Clinical diagnostic value of PIMREG on liver cancer cell phenotype and tumorigenic ability in nude mice

The PIMREG gene is highly expressed in hepatocellular carcinoma, and increasing its expression level can significantly promote the malignant phenotype of liver cancer cells and their tumorigenesis ability in nude mice. Knocking down its expression level has the opposite effect. The expression level of PIMREG is related to the pathological stages of liver cancer patients, and its elevated expression is a risk factor for poor prognosis. PIMREG may become a new target for the clinical diagnosis, treatment, and prognosis evaluation of liver cancer.

After liver cancer-related data were obtained from the TCGA database and GTEx database, the differences in PIMREG expression in liver cancer and normal liver tissue were compared using bioinformatics, and their correlation with the clinical pathological characteristics of liver cancer and the prognosis value were analyzed. A knockdown and overexpression model of PIMREG was constructed using Huh7 cells. The effect of the PIMREG expression level on the malignant phenotype of Huh7 cells was tested through CCK-8 and Transwell experiments. At the same time, animal knockdown and overexpression models were constructed to study the effect of the PIMREG expression level on the tumorigenesis ability in nude mice.

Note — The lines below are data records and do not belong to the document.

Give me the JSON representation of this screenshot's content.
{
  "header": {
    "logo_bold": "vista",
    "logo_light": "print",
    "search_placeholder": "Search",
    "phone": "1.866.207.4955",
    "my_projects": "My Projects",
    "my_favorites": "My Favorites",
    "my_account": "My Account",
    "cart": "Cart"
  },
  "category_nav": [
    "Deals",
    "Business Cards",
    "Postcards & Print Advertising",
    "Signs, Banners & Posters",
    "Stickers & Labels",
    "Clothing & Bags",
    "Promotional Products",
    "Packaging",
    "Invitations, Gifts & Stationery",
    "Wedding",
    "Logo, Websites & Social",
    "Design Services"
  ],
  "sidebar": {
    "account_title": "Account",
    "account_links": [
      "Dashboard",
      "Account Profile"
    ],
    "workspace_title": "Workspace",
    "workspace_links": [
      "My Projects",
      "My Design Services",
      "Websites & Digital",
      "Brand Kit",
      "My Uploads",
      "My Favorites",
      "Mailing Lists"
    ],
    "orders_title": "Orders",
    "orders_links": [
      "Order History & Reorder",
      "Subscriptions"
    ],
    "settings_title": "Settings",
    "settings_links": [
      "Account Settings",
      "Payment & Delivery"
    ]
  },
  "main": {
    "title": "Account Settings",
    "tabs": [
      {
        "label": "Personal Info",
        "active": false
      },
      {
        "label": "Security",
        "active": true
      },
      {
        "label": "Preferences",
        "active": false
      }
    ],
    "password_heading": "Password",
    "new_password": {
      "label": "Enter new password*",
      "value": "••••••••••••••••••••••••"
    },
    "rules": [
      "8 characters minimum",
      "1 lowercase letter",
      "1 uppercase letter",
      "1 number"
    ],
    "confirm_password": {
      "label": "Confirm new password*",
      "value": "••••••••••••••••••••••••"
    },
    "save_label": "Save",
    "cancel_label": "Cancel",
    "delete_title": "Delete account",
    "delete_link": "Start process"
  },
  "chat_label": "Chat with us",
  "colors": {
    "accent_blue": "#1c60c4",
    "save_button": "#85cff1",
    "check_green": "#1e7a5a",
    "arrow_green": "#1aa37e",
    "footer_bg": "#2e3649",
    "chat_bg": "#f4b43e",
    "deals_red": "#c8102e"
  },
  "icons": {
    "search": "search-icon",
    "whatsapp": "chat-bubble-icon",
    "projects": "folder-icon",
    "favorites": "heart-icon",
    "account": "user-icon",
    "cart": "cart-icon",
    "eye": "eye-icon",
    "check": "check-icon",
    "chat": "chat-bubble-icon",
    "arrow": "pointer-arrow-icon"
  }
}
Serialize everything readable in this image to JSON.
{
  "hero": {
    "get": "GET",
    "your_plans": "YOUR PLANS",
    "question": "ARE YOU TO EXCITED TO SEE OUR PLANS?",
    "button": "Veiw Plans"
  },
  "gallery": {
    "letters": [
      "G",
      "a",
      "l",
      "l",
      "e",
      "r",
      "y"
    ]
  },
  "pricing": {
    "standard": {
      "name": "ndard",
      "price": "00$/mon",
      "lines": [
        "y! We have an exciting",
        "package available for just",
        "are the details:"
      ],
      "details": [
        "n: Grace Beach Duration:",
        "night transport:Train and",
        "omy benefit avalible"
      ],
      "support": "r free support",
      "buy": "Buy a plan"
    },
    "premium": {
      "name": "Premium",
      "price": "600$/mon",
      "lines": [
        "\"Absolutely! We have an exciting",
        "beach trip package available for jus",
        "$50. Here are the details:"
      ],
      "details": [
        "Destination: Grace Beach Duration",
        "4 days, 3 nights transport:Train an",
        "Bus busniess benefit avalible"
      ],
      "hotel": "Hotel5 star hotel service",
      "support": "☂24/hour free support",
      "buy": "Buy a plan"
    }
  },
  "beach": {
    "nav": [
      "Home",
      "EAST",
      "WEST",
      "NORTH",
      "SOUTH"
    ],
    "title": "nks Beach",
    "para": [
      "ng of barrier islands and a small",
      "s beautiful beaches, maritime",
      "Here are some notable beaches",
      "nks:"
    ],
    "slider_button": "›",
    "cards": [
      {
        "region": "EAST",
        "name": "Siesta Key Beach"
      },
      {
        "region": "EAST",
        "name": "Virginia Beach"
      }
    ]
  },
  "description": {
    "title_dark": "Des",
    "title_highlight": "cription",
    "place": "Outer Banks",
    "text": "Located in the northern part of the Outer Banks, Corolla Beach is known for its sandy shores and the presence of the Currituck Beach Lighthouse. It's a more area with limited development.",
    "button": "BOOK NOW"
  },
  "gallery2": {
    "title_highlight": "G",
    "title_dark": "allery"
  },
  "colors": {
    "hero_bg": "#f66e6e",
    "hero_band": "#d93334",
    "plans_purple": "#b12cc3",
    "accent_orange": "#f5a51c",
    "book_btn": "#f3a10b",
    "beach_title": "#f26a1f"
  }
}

Bioinformatics analysis showed that PIMREG mRNA was significantly overexpressed in liver cancer tissue (P<0.001). There were differences in T-staging (P<0.001), pathological staging (P=0.002), vascular infiltration (P<0.001), histological grading (P<0.001), and AFP levels (P<0.001) between the high- and low-expression groups. A high expression of PIMREG is associated with a poor prognosis, manifested as a significant decrease in the overall survival, disease-specific survival, and progression-free survival rates of patients (P values of 0.006, 0.014, and 0.002, respectively). In the PIMREG overexpression model, the proliferation rate and invasion ability of Huh7 cells were significantly increased, and the tumorigenesis ability of nude mice was significantly enhanced. In the knockdown model, the opposite results were observed. Conclusions: The PIMREG gene is highly expressed in hepatocellular carcinoma, and increasing its expression level can significantly promote the malignant phenotype of liver cancer cells and their tumorigenesis ability in nude mice. Knocking down its expression level has the opposite effect. The expression level of PIMREG is related to the pathological stages of liver cancer patients, and its elevated expression is a risk factor for poor prognosis. PIMREG may become a new target for the clinical diagnosis, treatment, and prognosis evaluation of liver cancer.